# python 3.12

"""
Toy script.

Takes some input from a csv file on big American
mines and looks at Wikipedia text for some extra
context.
"""

import copy

import pprint

import sys

from urllib import request

import re

from bs4 import BeautifulSoup

def parsed_data(datafile:str) -> dict:
    """
    Get csv data into a dictionary keyed on mine name.
    """
    retval = {}
    with open(datafile, 'r') as f:
        headers = [x.strip() for x in next(f).split(',')]
        for linex in f:
            vals = [x.strip() for x in linex.split(',')]
            retval[vals[0]] = {key:val for key, val in zip(headers, vals)} 
    pprint.pprint(retval)
    return retval
        
def data_with_wikipedia(parsed_data:dict) -> dict:
    """
    Connect to wikipedia sites and fill in
    raw html data.

    Return dictionary.
    """
    retval = copy.deepcopy(parsed_data)
    for minex in retval:
        obj = request.urlopen(retval[minex]['wikipedia page'])
        html = obj.read()
        soup = BeautifulSoup(html, 'html.parser')
        print(soup.title)
        # Text from html and strip out newlines.
        newstring = soup.get_text().replace('\n', '')
        retval[minex]['wikipediatext'] = newstring
    return retval

def data_with_company(data_with_wikipedia:dict) -> dict:
    """
    Fetches company ownership for mine out of 
    Wikipedia text dump.

    Returns a new dictionary with the company name
    without the big wikipedia text dump.
    """
    # Wikipedia setup for mine company name.
    COMPANYPAT = r'[a-z]Company'
    # Lower case followed by upper case heuristic.
    ENDCOMPANYPAT = '[a-z][A-Z]'
    retval = copy.deepcopy(data_with_wikipedia)
    companypat = re.compile(COMPANYPAT)
    endcompanypat = re.compile(ENDCOMPANYPAT) 
    for minex in retval:
        print(minex)
        match = re.search(companypat, retval[minex]['wikipediatext'])
        if match:
            print('Company match span = ', match.span())
            companyidx = match.span()[1]
            match2 = re.search(endcompanypat, retval[minex]['wikipediatext'][companyidx:])
            print('End Company match span = ', match2.span())
            retval[minex]['company'] = retval[minex]['wikipediatext'][companyidx:companyidx + match2.span()[0] + 1]
        # Get rid of big text dump in return value.
        retval[minex].pop('wikipediatext')
    return retval

def info_output(data_with_company:dict) -> str:
    """
    Prints some output text to a file for each
    mine in the data_with_company dictionary.

    Returns string filename of output.
    """
    INFOLINEFMT = 'The {mine:s} mine is a big {commodity:s} mine in the State of {state:s} in the US.'
    COMPANYLINEFMT = '\n    {company:s} owns the mine.\n\n'
    retval = 'mine_info.txt'
    with open(retval, 'w') as f:
        for minex in data_with_company:
            print(INFOLINEFMT.format(**data_with_company[minex]), file=f)
            print(COMPANYLINEFMT.format(**data_with_company[minex]), file=f)
    return retval

def commodity_word_counts(data_with_wikipedia:dict, data_with_company:dict) -> dict:
    """
    Return dictionary keyed on mine with counts of
    commodity (e.g., zinc etc.) mentions on Wikipedia
    page (excluding ones in the company name).
    """
    retval = {}
    # This will probably miss some occurrences at mashed together
    # word boundaries.
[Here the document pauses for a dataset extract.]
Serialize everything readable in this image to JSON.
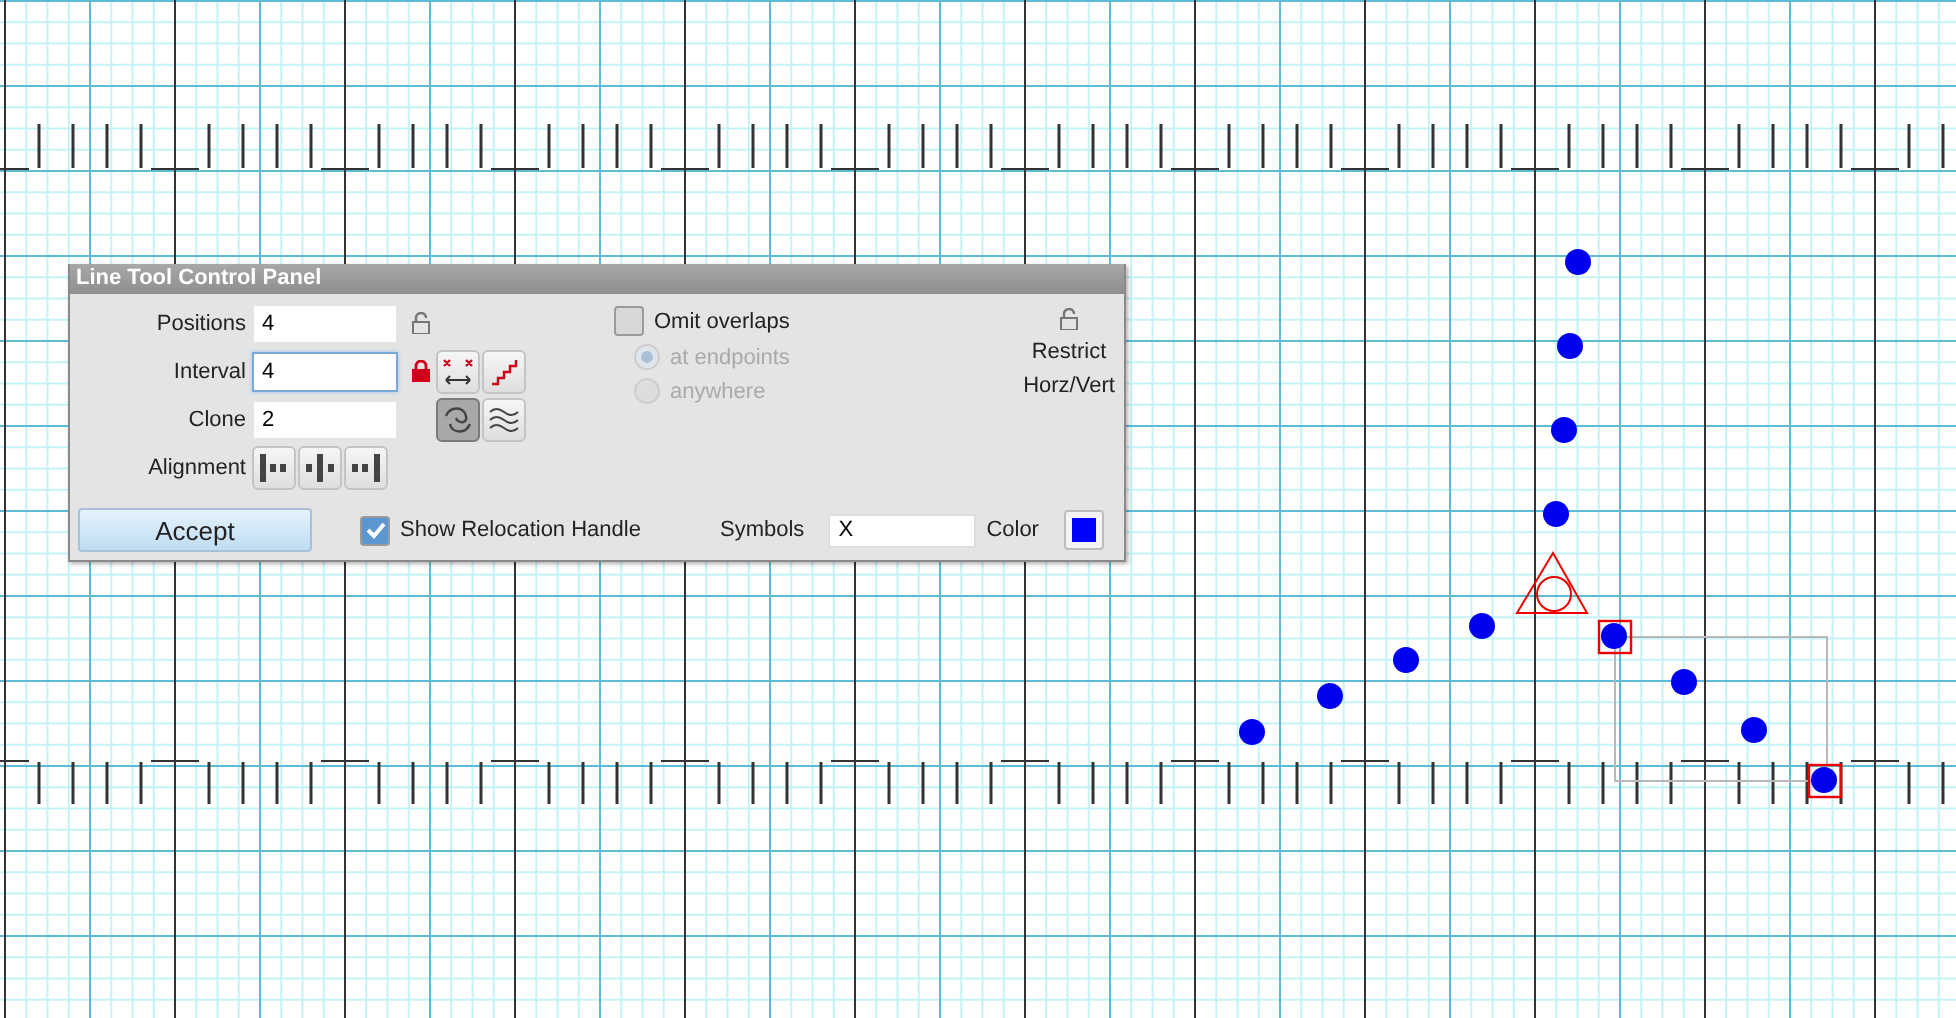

It is a rough estimate.
    # '\b[Gg]old\b'
    commoditypatfmt = r'\b[{0:s}{1:s}]{2:s}\b'
    for minex in data_with_wikipedia:
        print(minex)
        commodityuc = data_with_wikipedia[minex]['commodity'][0].upper()
        commoditypat = commoditypatfmt.format(commodityuc,
                                              data_with_wikipedia[minex]['commodity'][0],
                                              data_with_wikipedia[minex]['commodity'][1:])
        print(commoditypat)
        commoditymatches = re.findall(commoditypat, data_with_wikipedia[minex]['wikipediatext'])
        # pprint.pprint(commoditymatches)
        nummatchesraw = len(commoditymatches)
        print('Initial length of commoditymatches is {0:d}.'.format(nummatchesraw))
        companymatches = re.findall(data_with_company[minex]['company'],
                                    data_with_wikipedia[minex]['wikipediatext'])
        numcompanymatches = len(companymatches)
        print('Length of companymatches is {0:d}.'.format(numcompanymatches))
        # Is the commodity name part of the company name?
        print('commoditypat = ', commoditypat)
        print(data_with_company[minex]['company'])
        commoditymatchcompany = re.search(commoditypat, data_with_company[minex]['company'])
        if commoditymatchcompany:
            print('commoditymatchcompany.span() = ', commoditymatchcompany.span())
            nummatchesfinal = nummatchesraw - numcompanymatches
            retval[minex] = nummatchesfinal 
        else:
            retval[minex] = nummatchesraw 
    return retval

def colloquial_company_word_counts(data_with_wikipedia:dict) -> dict:
    """
    Find the number of times the company you associate with
    the property/mine (very subjective) is within the
    text of the mine's wikipedia article.
    """
    retval = {}
    for minex in data_with_wikipedia:
        colloquial_pat = data_with_wikipedia[minex]['colloquial association']
        print(minex)
        nummatches = len(re.findall(colloquial_pat, data_with_wikipedia[minex]['wikipediatext']))
        print('{0:d} matches for colloquial association {1:s}.'.format(nummatches, colloquial_pat))
        retval[minex] = nummatches
    return retval

def info_dict_merged(data_with_company:dict,
                     commodity_word_counts:dict,
                     colloquial_company_word_counts:dict) -> dict:
    """
    Get a dictionary with all the collected information
    in it minus the big Wikipedia text dump.
    """
    retval = copy.deepcopy(data_with_company)
    for minex in retval:
        retval[minex]['colloquial association count'] = colloquial_company_word_counts[minex]
        retval[minex]['commodity word count'] = commodity_word_counts[minex]
    return retval

def wikipedia_report(info_dict_merged:dict) -> str:
    """
    Writes out Wikipedia information (word counts)
    to file in prose; returns string filename.
    """
    retval = 'wikipedia_info.txt'
    colloqfmt = 'The {0:s} mine has {1:d} occurrences of colloquial association {2:s} in its Wikipedia article text.\n'
    commodfmt = 'The {0:s} mine has {1:d} occurrences of commodity name {2:s} in its Wikipedia article text.\n\n'
    with open(retval, 'w') as f:
        for minex in info_dict_merged:
            print(colloqfmt.format(info_dict_merged[minex]['mine'],
                                   info_dict_merged[minex]['colloquial association count'],
                                   info_dict_merged[minex]['colloquial association']), file=f)
            print(commodfmt.format(info_dict_merged[minex]['mine'],
                                   info_dict_merged[minex]['commodity word count'],
                                   info_dict_merged[minex]['commodity']), file=f)
    return retval